Subprime Entailed Dismissals or the Chronology of a Crisis

Subprime Entailed Dismissals or the Chronology of a Crisis

The drop of benefits prompted banks, fast earning mongers, to proceed to a wave of dismissals. In 2011, Barclays already split up with more than 4,400 employees, Crédit Suisse planned to expel 2,000 persons and Lloyds Banking Group, 10,000.

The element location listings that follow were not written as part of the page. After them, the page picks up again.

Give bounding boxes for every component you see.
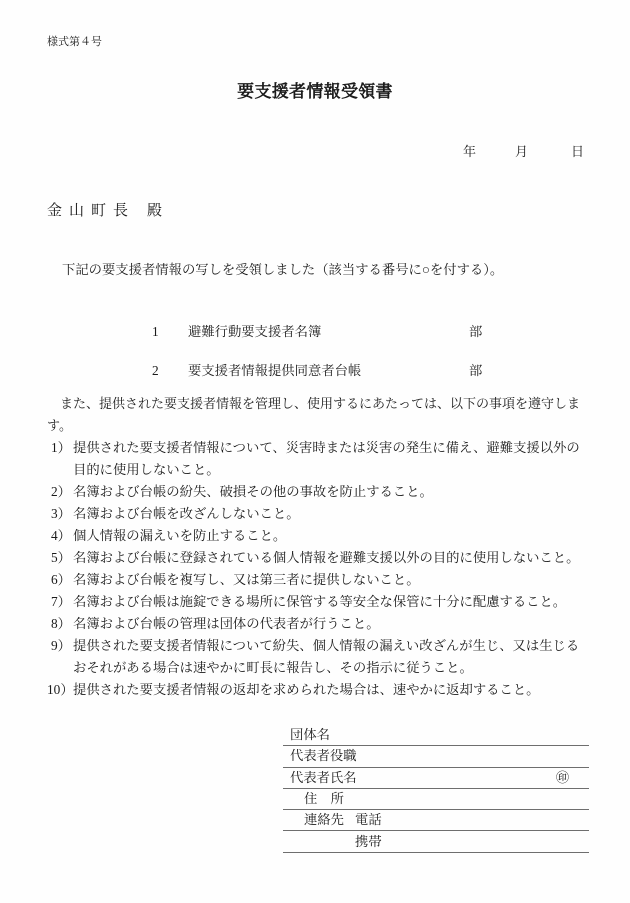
rule-text: 名簿および台帳を複写し、又は第三者に提供しないこと。 bbox=[73, 569, 585, 591]
rule-text: 名簿および台帳の管理は団体の代表者が行うこと。 bbox=[73, 613, 585, 635]
rule-item: 10） 提供された要支援者情報の返却を求められた場合は、速やかに返却すること。 bbox=[47, 679, 592, 701]
signature-row-contact-phone: 連絡先 電話 bbox=[283, 810, 589, 831]
document-name: 避難行動要支援者名簿 bbox=[188, 325, 321, 339]
rule-number: 2） bbox=[47, 481, 71, 503]
rule-text: 名簿および台帳を改ざんしないこと。 bbox=[73, 503, 585, 525]
rule-text: 名簿および台帳は施錠できる場所に保管する等安全な保管に十分に配慮すること。 bbox=[73, 591, 585, 613]
address-label: 住 所 bbox=[283, 792, 344, 806]
seal-mark-icon: ㊞ bbox=[556, 771, 569, 785]
mobile-label: 携帯 bbox=[355, 835, 382, 849]
contact-label: 連絡先 bbox=[283, 813, 344, 827]
rule-text: 名簿および台帳に登録されている個人情報を避難支援以外の目的に使用しないこと。 bbox=[73, 547, 585, 569]
rule-number: 4） bbox=[47, 525, 71, 547]
signature-row-representative-title: 代表者役職 bbox=[283, 746, 589, 767]
rule-text: 提供された要支援者情報について紛失、個人情報の漏えい改ざんが生じ、又は生じるおそ… bbox=[73, 635, 585, 679]
signature-row-contact-mobile: 携帯 bbox=[283, 831, 589, 852]
signature-row-representative-name: 代表者氏名 ㊞ bbox=[283, 768, 589, 789]
rule-item: 4） 個人情報の漏えいを防止すること。 bbox=[47, 525, 592, 547]
rule-item: 1） 提供された要支援者情報について、災害時または災害の発生に備え、避難支援以外… bbox=[47, 437, 592, 481]
mobile-field[interactable] bbox=[404, 831, 589, 851]
date-day-field[interactable] bbox=[532, 145, 568, 159]
organization-field[interactable] bbox=[330, 725, 589, 745]
rule-item: 3） 名簿および台帳を改ざんしないこと。 bbox=[47, 503, 592, 525]
rule-text: 提供された要支援者情報の返却を求められた場合は、速やかに返却すること。 bbox=[73, 679, 585, 701]
rule-number: 3） bbox=[47, 503, 71, 525]
document-title: 要支援者情報受領書 bbox=[0, 82, 630, 102]
rule-text: 提供された要支援者情報について、災害時または災害の発生に備え、避難支援以外の目的… bbox=[73, 437, 585, 481]
document-page: 様式第４号 要支援者情報受領書 年 月 日 金山町長 殿 下記の要支援者情報の写… bbox=[0, 0, 630, 903]
document-count-field[interactable] bbox=[420, 364, 464, 378]
document-count-field[interactable] bbox=[420, 325, 464, 339]
date-month-label: 月 bbox=[515, 145, 528, 159]
address-field[interactable] bbox=[344, 789, 589, 809]
phone-label: 電話 bbox=[355, 813, 382, 827]
rule-item: 9） 提供された要支援者情報について紛失、個人情報の漏えい改ざんが生じ、又は生じ… bbox=[47, 635, 592, 679]
organization-label: 団体名 bbox=[283, 728, 330, 742]
representative-name-label: 代表者氏名 bbox=[283, 771, 357, 785]
representative-title-field[interactable] bbox=[357, 746, 589, 766]
signature-row-address: 住 所 bbox=[283, 789, 589, 810]
date-day-label: 日 bbox=[571, 145, 584, 159]
rule-item: 2） 名簿および台帳の紛失、破損その他の事故を防止すること。 bbox=[47, 481, 592, 503]
representative-name-field[interactable] bbox=[357, 768, 589, 788]
compliance-preamble: また、提供された要支援者情報を管理し、使用するにあたっては、以下の事項を遵守しま… bbox=[47, 393, 581, 437]
rule-number: 7） bbox=[47, 591, 71, 613]
document-unit: 部 bbox=[469, 325, 482, 339]
signature-block: 団体名 代表者役職 代表者氏名 ㊞ 住 所 連絡先 電話 携帯 bbox=[283, 725, 589, 853]
rule-item: 8） 名簿および台帳の管理は団体の代表者が行うこと。 bbox=[47, 613, 592, 635]
rule-text: 個人情報の漏えいを防止すること。 bbox=[73, 525, 585, 547]
date-year-label: 年 bbox=[463, 145, 476, 159]
document-name: 要支援者情報提供同意者台帳 bbox=[188, 364, 361, 378]
rule-number: 6） bbox=[47, 569, 71, 591]
rule-number: 9） bbox=[47, 635, 71, 657]
rule-number: 10） bbox=[47, 679, 71, 701]
rule-number: 1） bbox=[47, 437, 71, 459]
rule-text: 名簿および台帳の紛失、破損その他の事故を防止すること。 bbox=[73, 481, 585, 503]
date-year-field[interactable] bbox=[420, 145, 460, 159]
rule-number: 5） bbox=[47, 547, 71, 569]
addressee-name: 金山町長 bbox=[47, 203, 135, 219]
document-unit: 部 bbox=[469, 364, 482, 378]
signature-row-organization: 団体名 bbox=[283, 725, 589, 746]
date-month-field[interactable] bbox=[478, 145, 513, 159]
document-number: 1 bbox=[152, 325, 159, 339]
form-number: 様式第４号 bbox=[47, 36, 102, 48]
phone-field[interactable] bbox=[414, 810, 589, 830]
rule-number: 8） bbox=[47, 613, 71, 635]
document-number: 2 bbox=[152, 364, 159, 378]
representative-title-label: 代表者役職 bbox=[283, 749, 357, 763]
addressee-honorific: 殿 bbox=[147, 203, 162, 219]
rule-item: 5） 名簿および台帳に登録されている個人情報を避難支援以外の目的に使用しないこと… bbox=[47, 547, 592, 569]
intro-statement: 下記の要支援者情報の写しを受領しました（該当する番号に○を付する）。 bbox=[62, 263, 503, 277]
compliance-rules-list: 1） 提供された要支援者情報について、災害時または災害の発生に備え、避難支援以外… bbox=[47, 437, 592, 701]
rule-item: 7） 名簿および台帳は施錠できる場所に保管する等安全な保管に十分に配慮すること。 bbox=[47, 591, 592, 613]
rule-item: 6） 名簿および台帳を複写し、又は第三者に提供しないこと。 bbox=[47, 569, 592, 591]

The massive suppression of jobs is a trend that has affected the financial world for many years. Decisions leave nothing to chance, it is a backlash effect.
To understand the actual banking situation, it is necessary to go back to the United States where all started and to the subprime crisis.
In 2006, after years of real estate boom, the market started to collapse and the mortgage bubble burst. Loans packed and sold on the international market could not be reimbursed. American banks couldn’t face their obligations and entered in a liquidity crisis.
The international market was immersed in insolvent banking investments, while the American government was witnessing, helpless, the birth of a chain reaction. The situation quickly extended to Europe, and then to the rest of the world. Institutions like Lehman Brothers or Citigroup have to file for bankruptcy or be put for sale.
To face up the crisis, banks were forced to proceed to budgetary cuts. As the easiest way is to relieve wage pressures, a second wave of dismissals followed.
Numerous banks, such as the Deutsche Bank, closed their investment poles, suppressing thus thousands of jobs. The dismissal tides were so recurrent in the banking milieu, that a new word became commonly used to designate the employees spared by the purge, “the survivors.”
The 2007 – 2011 financial crisis plunged many economies in stagnation or recession. Households consume less and entrepreneurial investments are reduced. As lending conditions are getting stricter, banks’ lending is decreasing and so are their benefits. With the banks reaping less benefits, dismissals continue rising.
The French-Belgian Dexia dismissed a third wave of employees. Bank of America, strongly mangled these past years, could soon reduce its 30,000 strong staff.
In France, employees of the Bank of France staged strikes to counter the redundancy plan threatening 2,500 persons.
In Switzerland, Italy, Belgium, and elsewhere, the banking milieu is facing up drastic restructuring.
The financial activities decline and the ensuing unemployment rise, combined to the public debt, have a negative impact on the GDP (Gross Domestic Product) and the growth rate of concerned countries.
It is the story of the snake that bites its own tail. Banks are reaping the after-effect results of the crisis and recession they had themselves triggered.
According to press reports, benefits of both the HSBC bank and the French-US Lazard institution have dropped by half in 2012, while Société Générale recorded a recoil of 67,5 percent.
The dismissal hemorrhage in the banking sector is expected to continue in 2013 sending thousands of employees on the dole.
In view of the situation, prospects are very dark for new graduates, who will surely find it very hard a get a position in the world of finance.